There was a story told of a mermaid seen at Killala Bay, by a huntsman, and how he shot and wounded her and how her screams were so terrible and loud that they were heard by fishermen way out at sea. They were furious with the shooter (whose name was never mentioned ) as all the fish were frightened, and could only be caught in dangerous deep water.

On the way back to Ballynahinch they tried a few more casts, and eventually got back to the house around 10 o’clock. Dinner would be served at 11, followed by whiskey-punch ‘recommended medicinally, to prevent the ill effects of the wetting.’

But Thackeray was exhausted and content. He went straight to bed.

Next week: The priest who cried for two years, and brief visits to Clifden and Roundstone.

NOTES: Tom died in April 1847 having contacted ‘famine fever’ while visiting his tenants at the Clifden workhouse. The heavily encumbered estate was passed to his daughter Mary, an interesting novelist, who spoke barrack-room French learned from a Napoleonic officer who sought refuge at Ballynahinch. Mary’s intelligence and character was admired by an earlier visitor Maria Edgeworth.

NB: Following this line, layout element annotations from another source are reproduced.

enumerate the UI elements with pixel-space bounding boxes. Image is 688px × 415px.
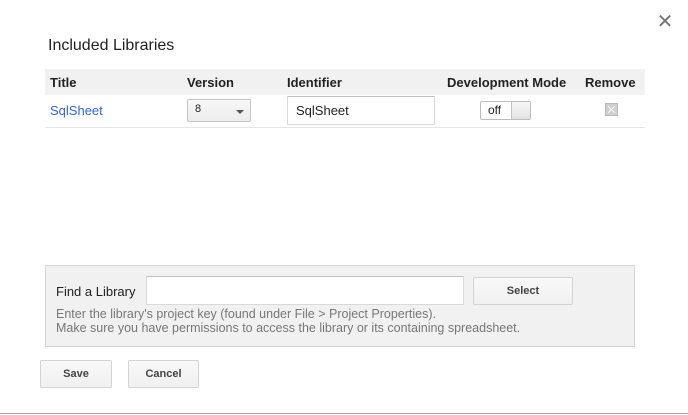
included-libraries-dialog: ✕ Included Libraries Title Version Ident… bbox=[0, 0, 688, 415]
header-title: Title bbox=[50, 75, 77, 90]
save-button[interactable]: Save bbox=[40, 360, 112, 388]
table-row: SqlSheet 8 off bbox=[45, 95, 645, 128]
header-version: Version bbox=[187, 75, 234, 90]
project-key-input[interactable] bbox=[146, 276, 464, 305]
version-value: 8 bbox=[195, 103, 202, 115]
cancel-button[interactable]: Cancel bbox=[128, 360, 199, 388]
hint-project-key: Enter the library's project key (found u… bbox=[56, 307, 436, 321]
toggle-label: off bbox=[488, 103, 502, 117]
remove-library-icon[interactable] bbox=[605, 103, 618, 116]
table-header: Title Version Identifier Development Mod… bbox=[45, 69, 645, 95]
development-mode-toggle[interactable]: off bbox=[480, 101, 531, 120]
close-icon[interactable]: ✕ bbox=[656, 10, 674, 32]
chevron-down-icon bbox=[236, 110, 244, 114]
version-select[interactable]: 8 bbox=[187, 99, 251, 122]
header-identifier: Identifier bbox=[287, 75, 342, 90]
find-library-label: Find a Library bbox=[56, 284, 136, 299]
toggle-knob bbox=[511, 102, 530, 119]
select-button[interactable]: Select bbox=[473, 277, 573, 305]
library-title-link[interactable]: SqlSheet bbox=[50, 103, 103, 118]
dialog-title: Included Libraries bbox=[48, 37, 175, 54]
identifier-input[interactable] bbox=[287, 96, 435, 125]
header-remove: Remove bbox=[585, 75, 636, 90]
hint-permissions: Make sure you have permissions to access… bbox=[56, 321, 521, 335]
find-library-panel: Find a Library Select Enter the library'… bbox=[45, 265, 635, 347]
bottom-divider bbox=[0, 413, 688, 414]
header-development-mode: Development Mode bbox=[447, 75, 567, 90]
libraries-table: Title Version Identifier Development Mod… bbox=[45, 69, 645, 128]
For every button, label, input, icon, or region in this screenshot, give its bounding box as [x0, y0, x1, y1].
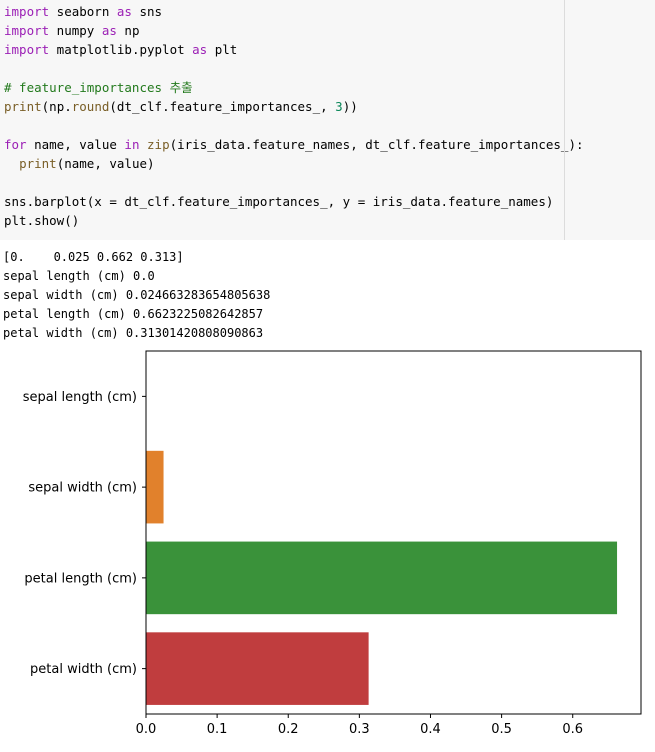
code-token: for [4, 137, 27, 152]
code-editor[interactable]: import seaborn as sns import numpy as np i… [4, 2, 584, 230]
code-cell[interactable]: import seaborn as sns import numpy as np i… [0, 0, 655, 240]
code-token: np [116, 23, 140, 38]
output-line: sepal width (cm) 0.024663283654805638 [3, 288, 271, 302]
code-line: print(name, value) [4, 154, 584, 173]
code-line: import seaborn as sns [4, 2, 584, 21]
cell-scrollbar[interactable] [564, 0, 565, 240]
code-line: import numpy as np [4, 21, 584, 40]
output-line: sepal length (cm) 0.0 [3, 269, 155, 283]
bar [146, 450, 164, 524]
x-tick-label: 0.5 [491, 722, 512, 737]
code-line: # feature_importances 추출 [4, 78, 584, 97]
code-token: (dt_clf.feature_importances_, [109, 99, 336, 114]
code-token: (iris_data.feature_names, dt_clf.feature… [169, 137, 584, 152]
code-token: seaborn [49, 4, 117, 19]
cell-output-text: [0. 0.025 0.662 0.313] sepal length (cm) … [3, 248, 270, 343]
output-line: [0. 0.025 0.662 0.313] [3, 250, 184, 264]
bar [146, 632, 369, 705]
code-token: zip [147, 137, 170, 152]
code-token: print [4, 99, 42, 114]
y-tick-label: sepal width (cm) [28, 481, 137, 496]
bar [146, 541, 618, 615]
code-token: (name, value) [56, 156, 155, 171]
code-token: 3 [335, 99, 343, 114]
code-token: plt [207, 42, 238, 57]
code-token: round [71, 99, 110, 114]
feature-importance-bar-chart: sepal length (cm) sepal width (cm) petal l… [23, 350, 642, 737]
code-token: as [101, 23, 117, 38]
code-token: (np. [41, 99, 72, 114]
code-token: import [4, 42, 50, 57]
code-token: as [192, 42, 208, 57]
x-tick-label: 0.0 [136, 722, 157, 737]
output-line: petal length (cm) 0.6623225082642857 [3, 307, 264, 321]
code-token: )) [342, 99, 358, 114]
y-tick-label: petal width (cm) [30, 662, 137, 677]
code-token: matplotlib.pyplot [49, 42, 193, 57]
code-line: import matplotlib.pyplot as plt [4, 40, 584, 59]
code-token: # feature_importances 추출 [4, 80, 193, 95]
code-token: plt.show() [4, 213, 80, 228]
code-line: sns.barplot(x = dt_clf.feature_importanc… [4, 192, 584, 211]
code-token: numpy [49, 23, 102, 38]
code-token: as [116, 4, 132, 19]
x-tick-label: 0.1 [207, 722, 228, 737]
x-tick-label: 0.2 [278, 722, 299, 737]
y-tick-label: sepal length (cm) [23, 390, 137, 405]
x-tick-label: 0.6 [562, 722, 583, 737]
code-token: name, value [26, 137, 125, 152]
code-line: print(np.round(dt_clf.feature_importance… [4, 97, 584, 116]
code-line: plt.show() [4, 211, 584, 230]
y-tick-label: petal length (cm) [24, 571, 137, 586]
code-token: import [4, 23, 50, 38]
code-line: for name, value in zip(iris_data.feature… [4, 135, 584, 154]
code-token: sns.barplot(x = dt_clf.feature_importanc… [4, 194, 554, 209]
code-token: import [4, 4, 50, 19]
x-tick-label: 0.4 [420, 722, 441, 737]
code-token: in [124, 137, 140, 152]
x-tick-label: 0.3 [349, 722, 370, 737]
code-token: sns [131, 4, 163, 19]
code-token: print [19, 156, 57, 171]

Moved by the plight of her tenants during the Great Famine Mary borrowed further funds to feed the starving. She married Arthur G Bell of Brookhill, Co Mayo, before fleeing from her creditors to Belgium where she earned a meagre living from contributions to newspapers and magazines. She and her husband emigrated to America where, after giving birth prematurely on board ship, she died November 7 1850 at the Union Place Hotel, New York, shortly after arrival. That was the end of the Martins of Ballynahinch.